Some kids made meaningful connections with certain faculty speakers. After Wednesday’s neurology presentation, a girl named Sheila exchanged email addresses with the USC doctors.

“She was talking about shadowing them at Children’s Hospital. They lit a fire,” said Robyn Arnold, a third-grade teacher at Sherman Oaks Charter Elementary School.

Another student’s enthusiasm swung from anesthesiology to political science and back to medicine in the span of three days.

“That’s perfectly fine,” said Arnold, who was recently named an LAUSD Teacher of the Year. “We weren’t trying to sway their opinion, but to show them how to grow an idea and make it successful.”

The intellectual toolbelt

She and Rachel Windler MAT ’11 were master-teachers with the Discovery Program. Each afternoon, they drilled down on techniques and strategies that promote scholarly thinking.
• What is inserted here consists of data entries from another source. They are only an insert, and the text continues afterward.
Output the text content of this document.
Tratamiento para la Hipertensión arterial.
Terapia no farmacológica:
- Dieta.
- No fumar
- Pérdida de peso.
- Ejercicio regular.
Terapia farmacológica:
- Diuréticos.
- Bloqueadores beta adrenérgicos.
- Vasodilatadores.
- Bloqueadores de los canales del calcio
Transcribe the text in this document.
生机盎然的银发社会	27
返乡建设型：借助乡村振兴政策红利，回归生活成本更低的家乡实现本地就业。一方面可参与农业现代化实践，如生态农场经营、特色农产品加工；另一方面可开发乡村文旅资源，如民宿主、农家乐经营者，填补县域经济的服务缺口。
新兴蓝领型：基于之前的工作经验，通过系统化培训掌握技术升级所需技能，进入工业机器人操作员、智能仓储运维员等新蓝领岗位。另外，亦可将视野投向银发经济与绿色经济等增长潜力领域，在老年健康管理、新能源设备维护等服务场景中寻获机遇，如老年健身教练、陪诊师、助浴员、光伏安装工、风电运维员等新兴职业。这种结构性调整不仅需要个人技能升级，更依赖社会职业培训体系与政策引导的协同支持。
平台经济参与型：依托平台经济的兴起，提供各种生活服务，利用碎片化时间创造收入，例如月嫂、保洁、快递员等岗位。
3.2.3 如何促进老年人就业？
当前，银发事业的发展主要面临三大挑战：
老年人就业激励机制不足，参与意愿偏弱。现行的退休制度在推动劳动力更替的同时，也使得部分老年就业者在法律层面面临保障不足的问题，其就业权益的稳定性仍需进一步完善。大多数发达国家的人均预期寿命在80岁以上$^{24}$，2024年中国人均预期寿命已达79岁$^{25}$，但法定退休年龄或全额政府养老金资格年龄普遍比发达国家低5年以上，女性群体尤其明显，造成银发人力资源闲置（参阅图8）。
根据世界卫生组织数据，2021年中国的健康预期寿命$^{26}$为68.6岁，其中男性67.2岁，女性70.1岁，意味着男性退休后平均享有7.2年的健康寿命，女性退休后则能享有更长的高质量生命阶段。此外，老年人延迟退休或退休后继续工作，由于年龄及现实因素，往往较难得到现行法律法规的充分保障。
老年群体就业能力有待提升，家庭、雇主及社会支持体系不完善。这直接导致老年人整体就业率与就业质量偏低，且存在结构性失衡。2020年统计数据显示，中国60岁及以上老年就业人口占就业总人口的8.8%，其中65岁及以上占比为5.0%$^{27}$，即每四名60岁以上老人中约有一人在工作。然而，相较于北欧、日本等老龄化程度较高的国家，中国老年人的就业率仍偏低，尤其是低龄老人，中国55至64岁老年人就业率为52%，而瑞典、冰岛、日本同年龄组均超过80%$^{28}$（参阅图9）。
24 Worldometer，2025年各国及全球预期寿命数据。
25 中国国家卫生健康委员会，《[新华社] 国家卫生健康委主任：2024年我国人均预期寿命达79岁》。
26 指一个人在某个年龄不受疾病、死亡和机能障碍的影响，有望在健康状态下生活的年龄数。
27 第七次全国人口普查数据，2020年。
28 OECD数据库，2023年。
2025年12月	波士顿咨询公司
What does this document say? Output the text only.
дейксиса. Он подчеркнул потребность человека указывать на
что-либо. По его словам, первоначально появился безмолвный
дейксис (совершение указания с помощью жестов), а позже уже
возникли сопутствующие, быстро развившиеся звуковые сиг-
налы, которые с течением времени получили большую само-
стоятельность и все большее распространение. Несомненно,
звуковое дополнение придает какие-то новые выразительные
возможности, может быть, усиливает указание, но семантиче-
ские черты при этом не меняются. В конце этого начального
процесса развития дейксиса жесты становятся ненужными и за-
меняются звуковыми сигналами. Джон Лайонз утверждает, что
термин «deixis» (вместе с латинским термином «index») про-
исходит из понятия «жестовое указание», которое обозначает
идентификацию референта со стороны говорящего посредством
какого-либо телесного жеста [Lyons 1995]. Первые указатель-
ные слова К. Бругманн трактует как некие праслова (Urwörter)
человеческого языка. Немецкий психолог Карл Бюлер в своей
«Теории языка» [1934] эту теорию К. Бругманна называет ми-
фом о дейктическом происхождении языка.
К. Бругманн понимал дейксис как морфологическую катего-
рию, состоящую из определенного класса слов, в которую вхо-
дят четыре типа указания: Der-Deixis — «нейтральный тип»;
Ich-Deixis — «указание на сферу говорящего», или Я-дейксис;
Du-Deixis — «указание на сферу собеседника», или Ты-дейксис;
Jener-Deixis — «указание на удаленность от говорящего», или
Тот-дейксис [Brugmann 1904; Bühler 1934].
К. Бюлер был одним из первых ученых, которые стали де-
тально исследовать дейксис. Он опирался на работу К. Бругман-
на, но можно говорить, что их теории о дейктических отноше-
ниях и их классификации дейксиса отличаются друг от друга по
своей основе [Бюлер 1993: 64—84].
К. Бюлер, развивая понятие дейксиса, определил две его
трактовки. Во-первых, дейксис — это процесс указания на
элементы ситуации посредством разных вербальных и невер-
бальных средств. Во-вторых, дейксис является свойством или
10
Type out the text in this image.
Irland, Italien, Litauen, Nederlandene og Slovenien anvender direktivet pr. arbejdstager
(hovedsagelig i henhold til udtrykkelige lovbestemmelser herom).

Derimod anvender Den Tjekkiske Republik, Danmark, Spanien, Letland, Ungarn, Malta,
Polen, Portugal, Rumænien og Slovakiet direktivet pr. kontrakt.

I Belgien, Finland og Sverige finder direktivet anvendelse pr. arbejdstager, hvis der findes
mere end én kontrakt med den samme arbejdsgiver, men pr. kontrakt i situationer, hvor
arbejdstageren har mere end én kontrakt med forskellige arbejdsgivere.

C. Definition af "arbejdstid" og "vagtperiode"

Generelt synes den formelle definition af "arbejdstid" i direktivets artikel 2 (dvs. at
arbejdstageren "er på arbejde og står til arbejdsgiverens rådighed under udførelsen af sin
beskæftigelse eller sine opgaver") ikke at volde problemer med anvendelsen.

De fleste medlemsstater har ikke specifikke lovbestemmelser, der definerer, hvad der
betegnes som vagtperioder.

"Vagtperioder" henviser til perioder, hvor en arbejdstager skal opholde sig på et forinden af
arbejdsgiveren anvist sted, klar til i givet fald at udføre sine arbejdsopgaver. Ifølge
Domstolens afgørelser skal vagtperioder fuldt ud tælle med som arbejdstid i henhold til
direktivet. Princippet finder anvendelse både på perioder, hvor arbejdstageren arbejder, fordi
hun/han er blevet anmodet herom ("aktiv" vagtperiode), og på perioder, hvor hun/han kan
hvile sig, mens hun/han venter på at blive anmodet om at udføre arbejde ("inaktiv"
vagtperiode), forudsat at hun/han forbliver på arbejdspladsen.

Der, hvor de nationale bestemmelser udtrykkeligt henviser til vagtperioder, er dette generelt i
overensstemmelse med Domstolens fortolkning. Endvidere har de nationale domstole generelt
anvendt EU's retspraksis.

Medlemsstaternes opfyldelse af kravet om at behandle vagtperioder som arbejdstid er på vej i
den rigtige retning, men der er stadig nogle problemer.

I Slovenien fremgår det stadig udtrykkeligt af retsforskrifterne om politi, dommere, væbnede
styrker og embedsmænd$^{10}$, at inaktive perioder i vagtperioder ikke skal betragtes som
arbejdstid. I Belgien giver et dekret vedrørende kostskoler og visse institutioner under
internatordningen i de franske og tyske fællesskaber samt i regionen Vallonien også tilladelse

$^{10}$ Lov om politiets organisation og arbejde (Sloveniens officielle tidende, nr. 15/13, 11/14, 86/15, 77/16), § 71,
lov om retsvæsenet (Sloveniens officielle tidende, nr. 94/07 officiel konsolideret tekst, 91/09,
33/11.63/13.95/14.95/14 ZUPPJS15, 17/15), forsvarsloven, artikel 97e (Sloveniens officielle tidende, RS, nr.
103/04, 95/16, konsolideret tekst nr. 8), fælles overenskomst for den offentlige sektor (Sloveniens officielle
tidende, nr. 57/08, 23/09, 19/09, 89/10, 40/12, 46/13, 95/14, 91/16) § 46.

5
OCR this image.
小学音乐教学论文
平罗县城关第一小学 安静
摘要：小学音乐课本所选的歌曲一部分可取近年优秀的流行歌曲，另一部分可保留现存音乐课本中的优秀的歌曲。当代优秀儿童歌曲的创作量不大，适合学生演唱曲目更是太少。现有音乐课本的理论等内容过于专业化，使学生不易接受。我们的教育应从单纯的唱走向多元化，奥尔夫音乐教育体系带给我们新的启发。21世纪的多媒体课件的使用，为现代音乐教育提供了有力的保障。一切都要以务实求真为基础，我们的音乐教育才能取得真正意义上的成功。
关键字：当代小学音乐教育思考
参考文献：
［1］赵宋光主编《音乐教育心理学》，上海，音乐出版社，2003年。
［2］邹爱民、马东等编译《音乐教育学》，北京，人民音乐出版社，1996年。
Arnold called it “giving the kids an intellectual toolbelt.”

“We had a different focus every day: critical thinking, creative thinking, depth and complexity,” said Windler, a middle-school social studies teacher with the Redondo Beach Unified School District.

Wednesday’s lesson was on making intra-and interdisciplinary connections.

“These kids were exposed to so many different disciplines,” Windler said, “and we wanted to make clear the connections among and between them—so they could engage in their own independent study.”

Discovery Project organizers are compiling data for a post-mortem analysis; they plan to roll out an improved version next summer.

Golubchik’s early assessment is quite favorable.

“The kids were very engaged,” she said. “Most days we couldn’t get through everything, because they were asking so many questions, participating, wanting to have input. I am amazed at how they absorbed the material and rose to the challenge of thinking about and solving problems.”